Douglas Feith explains to us that George W. Bush didn’t make a choice to invade Iraq. In fact, George W. Bush only responded to the necessity of invading Iraq. It wasn’t something that Bush could choose to do or not to do.

Then Feith goes about explaining to us all the mistaken and idiotic reasons why Bush chose to invade Iraq. He even provides a July 2001 memo from Rumsfeld. It’s funny how things get declassified when its convenient. Here’s Rummy’s memo:

“The U.S. can roll up its tents and end the no-fly zones before someone is killed or captured. . . . We can publicly acknowledge that sanctions don’t work over extended periods and stop the pretense of having a policy that is keeping Saddam ‘in the box,’ when we know he has crawled a good distance out of the box and is currently doing the things that will ultimately be harmful to his neighbors in the region and to U.S. interests – namely developing WMD and the means to deliver them and increasing his strength at home and in the region month-by-month. Within a few years the U.S. will undoubtedly have to confront a Saddam armed with nuclear weapons.

“A second option would be to go to our moderate Arab friends, have a reappraisal, and see whether they are willing to engage in a more robust policy. . . .

“A third possibility perhaps is to take a crack at initiating contact with Saddam Hussein. He has his own interests. It may be that, for whatever reason, at his stage in life he might prefer to not have the hostility of the United States and the West and might be willing to make some accommodation.”

Feith also reveals a bit more about pre-9/11 thinking within the administration.

In the months before the 9/11 attack, Secretary of State Colin Powell advocated diluting the multinational economic sanctions, in the hope that a weaker set of sanctions could win stronger and more sustained international support.

Actually, Colin Powell didn’t just advocate this. He made his first foreign travel a trip to the Middle East to try to rally support for a ‘Smart Sanctions’ regime. His trip was deemed a failure. However, Feith deliberately misleads when he describes ‘Smart Sanctions’ as a ‘dilution’. You can read a contemporaneous (with Rummy’s memo) discussion of the ‘Smart Sanctions’ effort here.

Central Intelligence Agency officials floated the possibility of a coup, though the 1990s showed that Saddam was far better at undoing coup plots than the CIA was at engineering them.

It seems never to occur to our highest officials that the CIA’s constant coup-plotting provides many world leaders with a motive to strike back at our country and our leaders that they might not otherwise have.

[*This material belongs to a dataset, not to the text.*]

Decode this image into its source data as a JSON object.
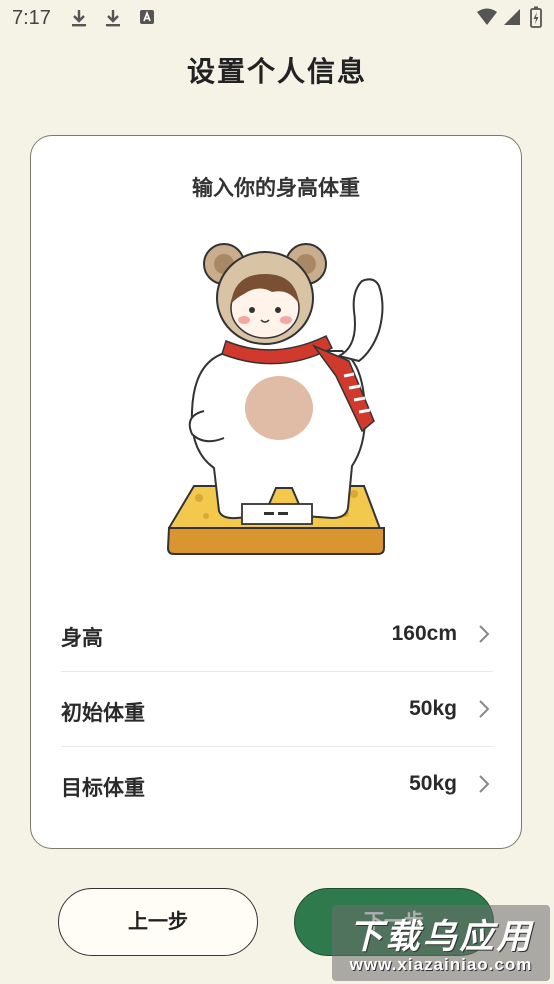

Deputy Secretary of Defense Paul Wolfowitz asked if the U.S. might create an autonomous area in southern Iraq similar to the autonomous Kurdish region in the north, with the goal of making Saddam little more than the “mayor of Baghdad.”

In retrospect, we can see that Wolfowitz was advocating the creation of a kind of de facto Iranistan in southern Iraq. It never seems to have occurred to Wolfowitz that Iraqis kind of liked their country whole or that the Sunnis would frown on having all their southern oil fields taken away and given to Iran-leaning Shi’ites. More meddling without forethought.

U.S. officials also discussed whether a popular uprising in Iraq should be encouraged, and how we could best work with free Iraqi groups that opposed the Saddam regime.

Popular uprisings are related to coups. All of this invites blowback. Here we have a government that is spending the summer of 2001 trying to decide just how to carve up Iraq and under what pretenses, and we’re surprised when some intemperate Arabs attack the Pentagon.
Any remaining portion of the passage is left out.